Tribal Plays On Social Issues Draw Accolades At Adivasi Mela In Bhubaneswar

Bhubaneswar: Tribal plays, staged during annual Adivasi Mela in Bhubaneswar, have earned accolades for their strong messages on various social issues that continue to prevail till date.

“Dekh Meta Tor Tokir Kata”, a play in Koraputia Desia language on child marriage, was staged at the three-day multilingual tribal drama festival of the Mela on Sunday evening. It depicted how the intervention of educated mass of the village stopped a child marriage and both the minors went on to become highly educated later in life.

Director Sundarmal Barik of “Maa Mauli Kala Parishad” from Gundal Kundra in Koraput district said, “The strong message through this tribal multilingual drama festival has really attracted thousands of viewers and given a wonderful experience to the troupes.”

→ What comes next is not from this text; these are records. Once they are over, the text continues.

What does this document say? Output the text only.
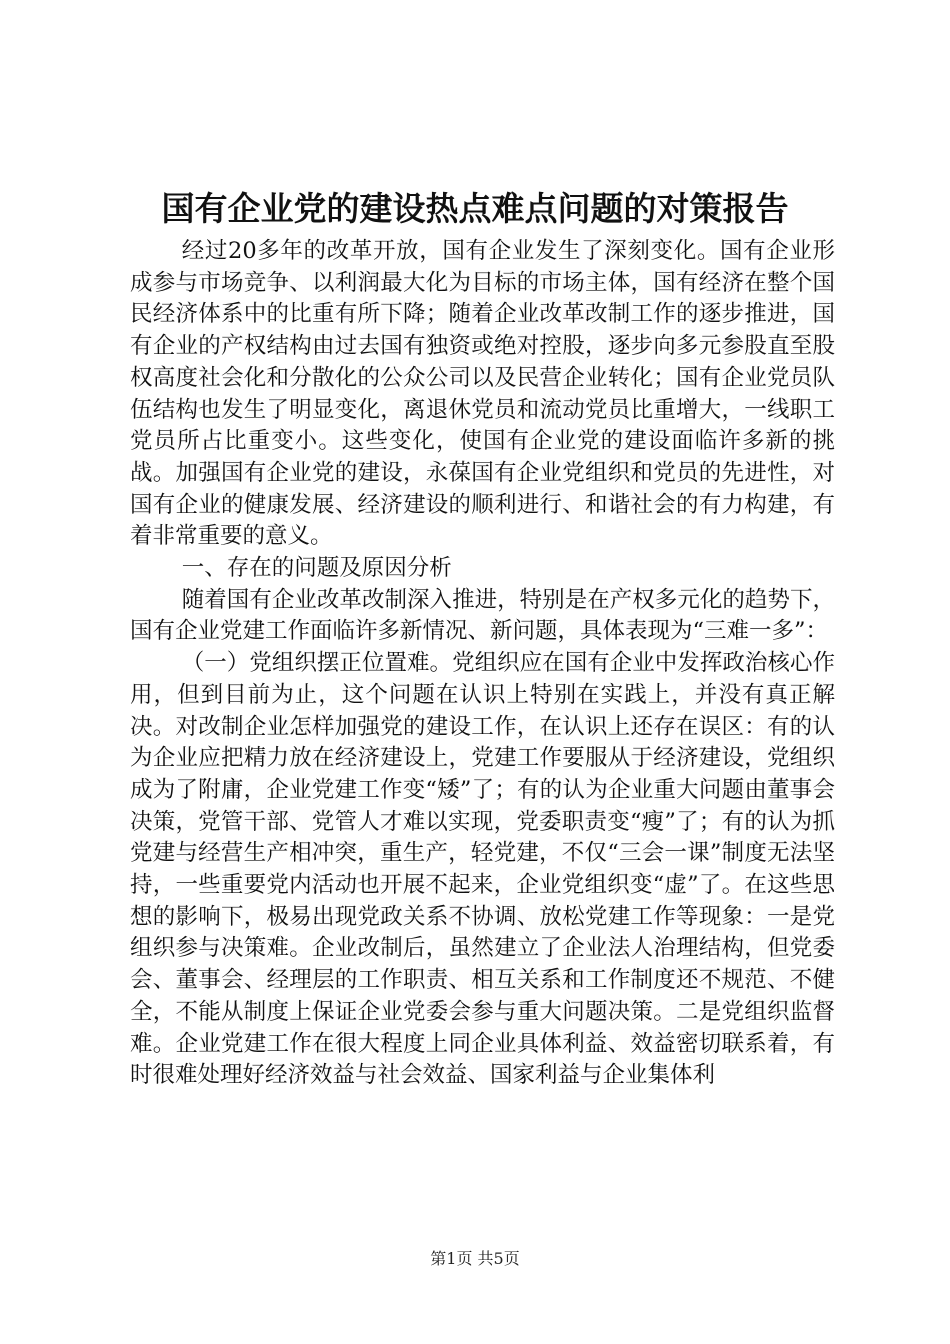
国有企业党的建设热点难点问题的对策报告

经过20多年的改革开放，国有企业发生了深刻变化。国有企业形成参与市场竞争、以利润最大化为目标的市场主体，国有经济在整个国民经济体系中的比重有所下降；随着企业改革改制工作的逐步推进，国有企业的产权结构由过去国有独资或绝对控股，逐步向多元参股直至股权高度社会化和分散化的公众公司以及民营企业转化；国有企业党员队伍结构也发生了明显变化，离退休党员和流动党员比重增大，一线职工党员所占比重变小。这些变化，使国有企业党的建设面临许多新的挑战。加强国有企业党的建设，永葆国有企业党组织和党员的先进性，对国有企业的健康发展、经济建设的顺利进行、和谐社会的有力构建，有着非常重要的意义。

一、存在的问题及原因分析

随着国有企业改革改制深入推进，特别是在产权多元化的趋势下，国有企业党建工作面临许多新情况、新问题，具体表现为“三难一多”：

（一）党组织摆正位置难。党组织应在国有企业中发挥政治核心作用，但到目前为止，这个问题在认识上特别在实践上，并没有真正解决。对改制企业怎样加强党的建设工作，在认识上还存在误区：有的认为企业应把精力放在经济建设上，党建工作要服从于经济建设，党组织成为了附庸，企业党建工作变“矮”了；有的认为企业重大问题由董事会决策，党管干部、党管人才难以实现，党委职责变“瘦”了；有的认为抓党建与经营生产相冲突，重生产，轻党建，不仅“三会一课”制度无法坚持，一些重要党内活动也开展不起来，企业党组织变“虚”了。在这些思想的影响下，极易出现党政关系不协调、放松党建工作等现象：一是党组织参与决策难。企业改制后，虽然建立了企业法人治理结构，但党委会、董事会、经理层的工作职责、相互关系和工作制度还不规范、不健全，不能从制度上保证企业党委会参与重大问题决策。二是党组织监督难。企业党建工作在很大程度上同企业具体利益、效益密切联系着，有时很难处理好经济效益与社会效益、国家利益与企业集体利

第1页 共5页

The second play of the night in Mundari language “Hemal Umbul” by “Maa Chintamani Mundari Opera” from Astajharan, Badasahi in Mayurbhanj district put across a message against the ill-effects of unscientific, superstitious and blind belief on sorcery practices as a family disowns its own mother.

Writer-director-actor Dasrath Singh felt that the drama festival would inspire others in the tribal communities to adopt creative thinking and try to bring in social changes through them.

On Saturday evening, “Riling Kedamanmee Jiban Reya Senhora”, directed by Satrughan Singh, focused on the mobile menace among the youths. It showed how a tribal youth, who had been addicted to mobile phone, lost his lover, family and old parents.

The play in Mundari language was staged by members of “Man Biratpat Tayanbur Banga Madil Dramatic Club” from Khadiabasa, Udala in Mayurbhanj district.

It was followed by Santali play “Din Ge Dubung Dubung” which depicted bad effects of over-indulgence of many tribal communities in dance and music, affecting their mainstream activities.

“The protagonist from a general community tries to make the tribal people understand how he was leading a comfortable life for proper planning, while his tribal friends were still suffering,” said director of the play Gangadhar Hembram.

Roopa Roshan Sahoo, secretary, ST, SC Development Minorities and Backward Classes Welfare Department, said, “The diversity of tribal languages is a great asset for our state. The multilingual drama festival at Adivasi Mela has also become a big creative platform for our gifted artists.”